In the period, we completed total investment of £11 million, including £8 million in ten23 health as we continue to develop the platform and, we received realised proceeds of £8 million relating to deferred consideration from the previous sale of WP.

Infrastructure

3i Infrastructure plc’s (“3iN”) share price increased by 8% in the quarter to June 2025, closing at 342 pence  (31 March 2025: 318 pence), valuing 3i’s 29% stake at £921 million (31 March 2025: £856 million). We also recognised dividend income of £17 million from 3iN in the quarter.  

Our remaining infrastructure portfolio companies are performing largely in line with our expectations.

Scandlines saw resilient trading over the period, with good leisure performance. Freight continues to be impacted by the challenging macro-economic conditions. Cash generation remains strong, and we received a dividend of £6 million in the period.

Top 10 investments by value1 at 30 June 2025

  Valuation
basis
Valuation
currency
Valuation
Mar-25
£m
Valuation
Jun-25
£m
Activity in the quarter
Action Earnings EUR 17,831 19,269  
3iN Quoted GBP 856 921 £17 million dividend recognised
Royal Sanders Earnings EUR 865 893  
Cirtec Medical Earnings USD 614 586  
Scandlines DCF EUR 529 543 £6 million dividend received
AES Earnings GBP 419 428  
Tato Earnings GBP 382 390 £7 million dividend received
MPM Imminent sale GBP 334 382 Sale agreed in June 2025
Evernex Earnings EUR 350 357  
Audley Travel Earnings GBP 276 328  

1. The valuations are translated at the spot rate of the balance sheet date. Sterling strengthened by 6% against the US dollar and weakened by 2% against the euro in the quarter to 30 June 2025. Individual valuations exclude the benefit of the foreign exchange hedges.

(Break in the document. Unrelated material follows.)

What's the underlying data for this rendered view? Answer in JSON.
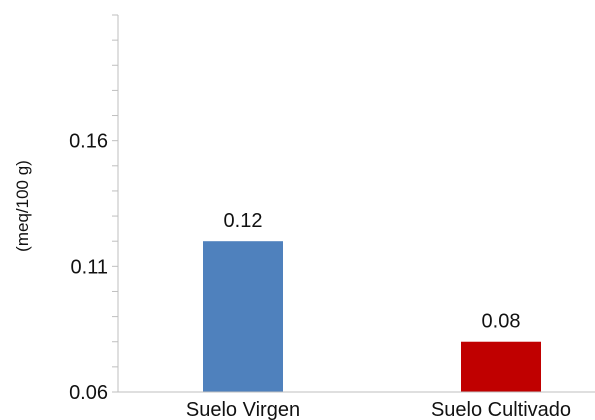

The 10 investments in the table above comprised 89% (31 March 2025: 88%) of the total investment portfolio value of £27,227 million (31 March 2025: £25,579 million).

Total return and NAV position

In the first quarter of our financial year, the Group recorded a total foreign exchange translation gain of £392 million, including the impact of foreign exchange hedging, as a result of sterling weakening by 2% against the euro, partially offset by the strengthening against the US dollar by 6%. 

Based on the net assets at 30 June 2025 and including the impact of hedging, a 1% movement in the euro and US dollar would result in a net total return movement of £193 million and £12 million respectively. The diluted NAV per share increased to 2,711 pence (31 March 2025: 2,542 pence) or 2,668.5 pence after deducting the 42.5 pence per share (£408 million) second FY2025 dividend, which will be paid on 25 July 2025. 

Balance sheet

At 30 June 2025, cash was £428 million (31 March 2025: £423 million), and, including our undrawn £900 million Revolving Credit Facility (“RCF”), liquidity was £1,328 million (31 March 2025: £900 million and £1,323 million respectively). Net debt was £776 million, and gearing was 3% (31 March 2025: £771 million and 3%). 

In early July 2025, we refinanced our existing £900 million RCF with a new five year £1.2 billion RCF at improved pricing. The new RCF provides the Group with additional financial flexibility at low cost until July 2030, with extension options to July 2032. The RCF continues to have no financial covenants.